Uzun yıllar boyunca terk edilmiş halde kalan Bulgur Palas, 2021’de İBB iştirakleri tarafından satın alınarak “saf restorasyon” ilkeleri çerçevesinde bir restorasyon çalışması görüyor.
- Rölöve ve malzeme analizleriyle belgelenen özgün yapı elemanları, el yapımı kireç harçları, orijinal renklendirme ve kalem işi motifleri onarılıyor.
- Betonarme güçlendirmeler sökülüp, yerine yapı fiziğiyle uyumlu, yerel malzeme kullanılarak kolon, duvar ve döşemeler yeniden inşa ediliyor.
- Modern HVAC sistemi entegre ediliyor, elektrik-aydınlatma hatları estetik düzen bozulmadan gizleniyor.

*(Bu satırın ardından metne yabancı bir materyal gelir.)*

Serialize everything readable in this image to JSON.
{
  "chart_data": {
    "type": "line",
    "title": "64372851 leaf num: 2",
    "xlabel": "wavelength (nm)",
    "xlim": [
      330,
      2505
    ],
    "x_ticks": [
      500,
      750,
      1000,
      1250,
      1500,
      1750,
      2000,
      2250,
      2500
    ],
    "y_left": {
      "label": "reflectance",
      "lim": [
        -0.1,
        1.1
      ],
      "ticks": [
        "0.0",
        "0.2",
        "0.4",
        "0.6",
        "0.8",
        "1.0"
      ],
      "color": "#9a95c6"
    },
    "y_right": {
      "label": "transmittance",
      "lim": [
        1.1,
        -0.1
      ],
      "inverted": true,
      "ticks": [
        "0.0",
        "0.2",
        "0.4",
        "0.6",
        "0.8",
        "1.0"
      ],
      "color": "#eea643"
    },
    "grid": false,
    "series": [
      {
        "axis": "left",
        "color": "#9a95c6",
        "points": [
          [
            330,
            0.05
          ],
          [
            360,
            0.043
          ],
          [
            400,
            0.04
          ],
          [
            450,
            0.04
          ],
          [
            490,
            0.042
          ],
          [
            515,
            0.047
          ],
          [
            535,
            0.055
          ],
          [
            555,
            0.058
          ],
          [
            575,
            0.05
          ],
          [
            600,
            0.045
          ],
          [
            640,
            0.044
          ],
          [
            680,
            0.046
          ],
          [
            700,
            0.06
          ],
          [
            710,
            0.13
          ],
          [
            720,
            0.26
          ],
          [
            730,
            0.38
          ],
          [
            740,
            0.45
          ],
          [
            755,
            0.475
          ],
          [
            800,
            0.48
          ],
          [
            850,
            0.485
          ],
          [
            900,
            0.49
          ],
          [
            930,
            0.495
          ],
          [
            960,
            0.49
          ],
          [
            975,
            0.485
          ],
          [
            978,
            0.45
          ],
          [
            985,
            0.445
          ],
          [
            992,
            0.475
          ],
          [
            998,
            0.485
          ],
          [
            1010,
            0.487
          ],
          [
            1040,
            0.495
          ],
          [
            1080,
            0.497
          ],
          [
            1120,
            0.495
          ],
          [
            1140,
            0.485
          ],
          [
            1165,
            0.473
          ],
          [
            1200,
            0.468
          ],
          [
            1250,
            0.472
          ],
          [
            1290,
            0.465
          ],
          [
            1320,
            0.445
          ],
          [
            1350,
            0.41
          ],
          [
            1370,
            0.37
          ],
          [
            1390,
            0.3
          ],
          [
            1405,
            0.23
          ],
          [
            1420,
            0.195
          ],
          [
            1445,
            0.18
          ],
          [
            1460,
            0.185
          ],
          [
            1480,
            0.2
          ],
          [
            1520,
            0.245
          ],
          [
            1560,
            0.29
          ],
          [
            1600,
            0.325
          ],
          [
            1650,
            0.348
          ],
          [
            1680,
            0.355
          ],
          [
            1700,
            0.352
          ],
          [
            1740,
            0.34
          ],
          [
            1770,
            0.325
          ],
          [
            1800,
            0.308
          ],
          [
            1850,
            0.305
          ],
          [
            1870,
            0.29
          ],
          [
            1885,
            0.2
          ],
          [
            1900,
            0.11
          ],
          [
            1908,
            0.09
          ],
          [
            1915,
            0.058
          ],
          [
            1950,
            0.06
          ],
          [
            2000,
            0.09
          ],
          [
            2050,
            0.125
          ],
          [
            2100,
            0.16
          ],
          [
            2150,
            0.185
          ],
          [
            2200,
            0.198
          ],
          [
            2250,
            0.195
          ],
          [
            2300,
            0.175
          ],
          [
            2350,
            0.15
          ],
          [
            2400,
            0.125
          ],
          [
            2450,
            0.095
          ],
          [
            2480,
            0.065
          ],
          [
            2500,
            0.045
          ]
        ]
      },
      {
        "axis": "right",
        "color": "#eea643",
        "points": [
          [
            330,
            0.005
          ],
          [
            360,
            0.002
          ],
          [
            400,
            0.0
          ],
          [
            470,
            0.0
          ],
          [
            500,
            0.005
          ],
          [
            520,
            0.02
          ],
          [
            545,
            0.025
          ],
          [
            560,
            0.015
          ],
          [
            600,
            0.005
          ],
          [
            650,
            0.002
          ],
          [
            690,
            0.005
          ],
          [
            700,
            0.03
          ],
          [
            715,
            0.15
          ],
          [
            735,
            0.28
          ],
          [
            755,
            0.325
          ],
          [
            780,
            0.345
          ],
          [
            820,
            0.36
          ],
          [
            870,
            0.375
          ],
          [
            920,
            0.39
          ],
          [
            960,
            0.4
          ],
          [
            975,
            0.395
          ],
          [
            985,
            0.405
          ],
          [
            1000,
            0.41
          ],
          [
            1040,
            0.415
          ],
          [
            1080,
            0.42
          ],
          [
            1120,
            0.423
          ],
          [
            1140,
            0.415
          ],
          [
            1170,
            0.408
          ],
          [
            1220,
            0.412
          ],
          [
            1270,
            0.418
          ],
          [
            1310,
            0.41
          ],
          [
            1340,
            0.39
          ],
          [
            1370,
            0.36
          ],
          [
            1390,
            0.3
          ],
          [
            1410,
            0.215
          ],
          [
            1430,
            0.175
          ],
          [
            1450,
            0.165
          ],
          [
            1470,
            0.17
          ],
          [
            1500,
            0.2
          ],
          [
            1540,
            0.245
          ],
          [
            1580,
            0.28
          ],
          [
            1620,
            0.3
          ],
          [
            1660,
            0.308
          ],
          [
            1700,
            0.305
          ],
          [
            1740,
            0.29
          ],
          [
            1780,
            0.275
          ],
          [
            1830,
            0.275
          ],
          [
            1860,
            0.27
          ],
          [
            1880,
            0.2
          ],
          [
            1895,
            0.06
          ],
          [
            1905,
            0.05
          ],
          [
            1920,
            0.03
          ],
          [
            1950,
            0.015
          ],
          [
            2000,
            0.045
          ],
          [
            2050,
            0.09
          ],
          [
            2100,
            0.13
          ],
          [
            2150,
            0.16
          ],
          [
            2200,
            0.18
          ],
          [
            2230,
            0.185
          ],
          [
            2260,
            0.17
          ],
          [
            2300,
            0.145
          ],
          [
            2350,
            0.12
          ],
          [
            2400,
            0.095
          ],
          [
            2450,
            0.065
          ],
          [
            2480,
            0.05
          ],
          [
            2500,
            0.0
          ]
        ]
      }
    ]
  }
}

İBB’nin İstanbul’a yeniden kazandırdığı kültürel değerler arasında, 2024 yılında kapılarını tekrar halka açan Bulgur Palas, bugün kütüphanesi, çok amaçlı sergi ve etkinlik salonları, sosyal mekanları ve seyir terasıyla her gün (Pazartesi hariç 10.00-19.00; kütüphane 22.00’ye kadar) ücretsiz hizmet veriyor. Tarihi Yarımada’nın en keyifli manzaralarından birini sunan bu yapı, geçmişin estetik ve teknik mirasını koruyarak, günümüzün kültür-sanat dinamiklerine başarıyla entegre edilmiş sürdürülebilir bir “dönüşüm” örneği olarak öne çıkıyor.
Akdamar Kilisesi

Nerede? | Van |
Orijinal Tarih | 10. yy |
Restorasyon Tarihi | 2006 |
Van Gölü’nün tam ortasındaki Akdamar Adası’nda, 10. yüzyılda Bagratuni Krallığı döneminde inşa edilen Surp Haç Kilisesi, figürlü kabartmaları ile Ortaçağ Ermeni sanatının en seçkin örneklerinden. 1951’de yükselen su seviyesiyle tarihin karanlık sayfalarında hapsolan kilise, yıkılma emriyle yüz yüze kalırken Yaşar Kemal’in müdahalesiyle kurtarılıyor ve uzun yıllar bakımsız kaldıktan sonra 2005-2006 yıllarında başlatılan restorasyon projesi ile ilk günkü haline ulaşıyor.
Günümüzde Akdamar Kilisesi olarak bilinen yapı, Türkiye’deki başarılı restorasyon örnekleri arasında yer alırken Türkiye-Ermenistan ilişkilerini geliştirme konusunda da büyük bir adım sayılıyor.
- Adadaki korunmuş bazalt blokların ve erozyona uğramış taş elemanların rölövesi ile başlıyor; arşiv fotoğrafları, Osmanlı dönemine ait gravürler ve taş yazıtlar yardımıyla kilisenin orijinal planı yeniden kurgulanıyor.
- Aşınmış bloklar, aynı kaynağın bazaltıyla tamamlanıyor ve figürlü kabartmalar 3B tarama ve CNC destekli işçilikle çoğaltılıyor; iç yüzeydeki freskler temizlenerek tekrar özgün renk ve dokusuna kavuşuyor.
- Çevresel sürdürülebilirlik adına, göl seviyesi değişimlerini dengeleyen drenaj kanalları inşa ediliyor, çatı yerel iklime uygun tekrar örülüyor.
Kıyıdan teknelerle ulaşımı sağlanan Akdamar Kilisesi, kapsamlı bir restorasyon çalışması sonucunda 2007 yılında Türk ve Ermeni heyetlerin katılımıyla açılışı yapılıyor. Günümüzde burası yalnızca bir ibadet merkezi değil, kültürel uzlaşmaya, ekoturizme ve genç nesillere tarih bilinci aşılayan bir restorasyon projesi.